We joined other Jewish homeschoolers in apple picking and concerts, and enjoyed the immense riches of cultural life in Washington, DC.
We have come to view ourselves as his primary educatorsMikhael went back to school the following year, and the year after that, too, but we did not stop our routines learning Torah or Jewish Law with him; we have come to view ourselves as his primary educators. Somewhere in the middle of Kindergarten, my husband and I began thinking about where to send Mikhael to First Grade. Looking around at the several choices available in our neighborhood, we were having trouble finding anything we thought would fit us both religiously and educationally. We wanted a warm, nurturing environment that would uphold strict religious standards yet encourage individual creativity in the learning process. There could be many ways of meeting these standards; my husband and I are not rigid about any particular material that has to be covered or the methodology for getting there. But my son does need the space to pursue an idea to its end; when he asks a difficult question, he needs be given the tools to find the answers himself. It became clear that we weren’t going to find an institution that was going to give Mikhael these opportunities in our area.
And so unexpectedly, we found ourselves looking at full-time homeschooling again, only this time for real. Nervous about the implications of our choice, my husband resisted for a long time. We interviewed at all the local schools, and even sent in a registration payment to one of them, but when it came to making the final decision, we found that for our situation and child, it wasn’t the right decision to send Mikhael to day school. Instead, we contacted the “Jewish Education Umbrella Group,” and discovered that to become legal homeschoolers we simply had to pay the $100 joining fee for the umbrella and to fill in the Assurance of Consent for Home Instruction form. The Coordinator of the Jewish Education group told us she visits once or twice a year to make sure we’re fulfilling our obligations under state law. There are no tests, no portfolio submissions. We are on our own.
Most parents who embark on the homeschooling path are not trained in education, but that does not deter them from teaching their children. There are many approaches to homeschooling. Firstly, there are the formal schoolers, who decide the material they’re going to cover, decide on a timeframe, and develop schedules to fit it all in. Many parents new to homeschooling favor this approach, and my husband is one of them. He needs to be certain he is covering the proper material to ensure our son’s smooth re-entry into day school whenever that may become necessary. To that end we have drawn up a timetable with fifteen-minute intervals that encompasses all of our States requirements, as well as a full Jewish-studies curriculum - about 15 subjects in all. Included in the timetable are visits to the park, snacks, excursions focused on volunteer projects and helping others, and food preparation. It’s an ambitious program.
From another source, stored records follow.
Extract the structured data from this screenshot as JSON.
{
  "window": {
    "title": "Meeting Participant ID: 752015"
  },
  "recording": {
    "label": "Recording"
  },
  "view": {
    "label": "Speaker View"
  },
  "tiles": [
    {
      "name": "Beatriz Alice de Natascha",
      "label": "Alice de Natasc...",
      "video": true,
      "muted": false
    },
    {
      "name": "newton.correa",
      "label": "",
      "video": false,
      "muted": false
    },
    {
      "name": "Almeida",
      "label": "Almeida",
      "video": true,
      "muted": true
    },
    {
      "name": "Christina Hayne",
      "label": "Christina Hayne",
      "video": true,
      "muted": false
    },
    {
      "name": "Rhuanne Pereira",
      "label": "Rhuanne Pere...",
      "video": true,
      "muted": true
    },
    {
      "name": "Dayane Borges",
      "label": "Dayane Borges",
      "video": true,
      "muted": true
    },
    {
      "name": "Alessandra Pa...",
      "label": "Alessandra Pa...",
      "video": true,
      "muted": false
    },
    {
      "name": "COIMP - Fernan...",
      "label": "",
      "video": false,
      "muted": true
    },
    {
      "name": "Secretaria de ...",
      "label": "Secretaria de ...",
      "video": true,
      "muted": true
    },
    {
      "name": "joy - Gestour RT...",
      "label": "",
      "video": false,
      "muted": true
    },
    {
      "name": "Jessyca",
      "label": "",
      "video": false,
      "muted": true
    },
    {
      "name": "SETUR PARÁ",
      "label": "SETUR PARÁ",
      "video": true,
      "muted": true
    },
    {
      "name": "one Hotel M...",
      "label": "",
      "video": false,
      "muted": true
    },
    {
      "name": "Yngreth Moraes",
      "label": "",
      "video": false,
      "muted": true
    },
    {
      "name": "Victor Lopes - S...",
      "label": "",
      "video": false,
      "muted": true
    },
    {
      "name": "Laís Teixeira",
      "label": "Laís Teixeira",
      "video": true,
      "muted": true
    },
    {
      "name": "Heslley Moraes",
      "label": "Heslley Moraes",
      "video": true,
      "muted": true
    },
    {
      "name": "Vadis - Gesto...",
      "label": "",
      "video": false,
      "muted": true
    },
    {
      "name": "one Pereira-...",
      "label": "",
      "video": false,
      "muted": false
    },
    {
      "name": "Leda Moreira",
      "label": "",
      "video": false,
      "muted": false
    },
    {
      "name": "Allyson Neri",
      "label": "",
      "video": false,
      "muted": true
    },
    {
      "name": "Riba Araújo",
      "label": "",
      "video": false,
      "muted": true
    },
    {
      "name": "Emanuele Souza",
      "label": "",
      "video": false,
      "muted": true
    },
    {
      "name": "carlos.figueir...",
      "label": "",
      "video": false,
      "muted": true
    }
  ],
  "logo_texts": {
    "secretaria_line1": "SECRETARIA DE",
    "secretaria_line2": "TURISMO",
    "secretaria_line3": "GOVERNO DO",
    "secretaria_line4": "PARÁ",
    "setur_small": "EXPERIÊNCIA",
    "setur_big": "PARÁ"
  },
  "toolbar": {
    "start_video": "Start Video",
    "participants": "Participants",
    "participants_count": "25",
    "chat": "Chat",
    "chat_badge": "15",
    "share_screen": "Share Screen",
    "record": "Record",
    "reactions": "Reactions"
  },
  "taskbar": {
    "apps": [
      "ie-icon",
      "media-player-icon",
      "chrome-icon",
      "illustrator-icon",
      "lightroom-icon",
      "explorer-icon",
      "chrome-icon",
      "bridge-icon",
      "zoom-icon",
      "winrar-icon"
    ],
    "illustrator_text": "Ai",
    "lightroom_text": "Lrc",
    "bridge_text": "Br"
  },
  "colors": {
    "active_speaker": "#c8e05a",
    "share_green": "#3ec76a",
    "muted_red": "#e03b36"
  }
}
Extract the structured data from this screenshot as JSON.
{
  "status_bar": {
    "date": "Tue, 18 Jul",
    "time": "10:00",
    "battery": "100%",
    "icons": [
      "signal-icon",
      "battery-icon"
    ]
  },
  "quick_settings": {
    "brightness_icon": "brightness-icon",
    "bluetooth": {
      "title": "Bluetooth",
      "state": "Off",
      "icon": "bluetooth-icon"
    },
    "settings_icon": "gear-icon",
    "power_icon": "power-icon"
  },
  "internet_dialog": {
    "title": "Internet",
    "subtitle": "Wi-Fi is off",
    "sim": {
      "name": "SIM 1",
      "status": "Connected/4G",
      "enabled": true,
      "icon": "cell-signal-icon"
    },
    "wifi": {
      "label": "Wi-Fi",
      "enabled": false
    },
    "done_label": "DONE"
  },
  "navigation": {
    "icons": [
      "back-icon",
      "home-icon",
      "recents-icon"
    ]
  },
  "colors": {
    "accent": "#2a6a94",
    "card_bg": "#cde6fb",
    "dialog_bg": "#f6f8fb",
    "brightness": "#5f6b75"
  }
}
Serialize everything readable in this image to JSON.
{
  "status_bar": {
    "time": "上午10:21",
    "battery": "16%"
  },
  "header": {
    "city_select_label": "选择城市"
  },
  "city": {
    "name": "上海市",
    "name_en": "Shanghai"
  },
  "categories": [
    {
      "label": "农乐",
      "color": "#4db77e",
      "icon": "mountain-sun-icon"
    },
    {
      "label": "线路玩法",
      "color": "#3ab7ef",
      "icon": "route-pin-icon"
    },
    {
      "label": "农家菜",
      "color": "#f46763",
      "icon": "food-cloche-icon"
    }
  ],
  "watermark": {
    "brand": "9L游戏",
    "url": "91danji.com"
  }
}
Other homeschoolers prefer a theme-based approach: they choose a topic that will occupy the child/family for a certain period, and then explore all the disciplines that intersect with the topic. For example, a music theme could include the physics of sound waves; the anatomy of the ear; history of musical expression; various ethnic musics; the laws of music during times in the Jewish calendar when we refrain from listening and playing music, and the music of the various holidays. The advantage of a theme-based program is that it allows children to explore a subject from all angles, both deeply and widely, and see the world in a holistic fashion, rather than as a series of discrete areas of knowledge.
At the other end of the spectrum are the “unschoolers,” who follow the child’s interests wherever they may go. These educators believe that life is full of learning opportunities, and that if we allow children to pursue answers to their own questions, they will learn everything they need to know. In many ways, the Passover Seder is a model in this philosophy: the parent provides all the cues to the child, prompting her or him to ask questions, and the manner in which the child responds to the stimuli will determine nature of the dialogue that takes place throughout the Seder night. For unschoolers, the parents’ job is to provide the stimulus, and then give children the skills they need to find answers to their questions.
Not only do we cover Torah studies and reading and Jewish law and math, we also have to play tag and take bike-rides
School has started in our family. On the first day, my daughter went off in the carpool, while Mikhael slept, since there was no need to wake him. But as soon as he was ready to learn, he drove us at full throttle. Not only do we cover Torah studies and reading and Jewish law and math, we also have to play tag and take bike-rides. “The best thing about homeschool,” my son announced, “is that you can sit on the teacher’s lap when he reads you a story.” And there are lots of hugs in there too.
By six o’clock on that first day of homeschool, my husband and I were tired, but Mikhael wanted to continue. So he and my daughter sat at the desk and did “homework” together. She is also part of his education, reading to him and correcting his arithmetic.
Twice a week my son gets together with the other homeschoolers in the area for play. This gives the homeschooling parent a regular afternoon off, and the boys have each others’ company. Many people ask if I’m worried that Mikhael is going to miss the social aspects of day school, but I am not. All of life is about social interaction, whether in synagogue, at the park, in the bakery, or the library. One mother told me she decided to educate her children at home because, “I loved the way [homeschooled children] could interact with each other and could articulate their feelings and thoughts. They never had hang-ups that they couldn’t speak to an adult or a five year old. I was impressed with their self-confidence, they seemed to be very secure people.”
One thing I’ve learned from the homeschooling network is that people move in and out of educating their children this way. It’s not a religion; it is a choice based on the needs of a child at a certain time and place. My husband and I have committed ourselves to teach Mikhael at home this year; after that we’ll renegotiate. We believe that our daughter may never be a good homeschooling candidate; she thrives on peer pressure to perform well academically. It’s a year by year, child by child decision. In this way, it becomes one of the many options available to Jewish parents deciding how to fulfill the Biblical commandment, “And you shall teach them to your children, and you shall talk about them. When you sit in your house and when you go on your way, when you lie down and when you get up.” If you ask Mikhael what his school hours are, he will tell you “twenty-four/seven.” At least thus far, he seems to have learned the message of the Shema.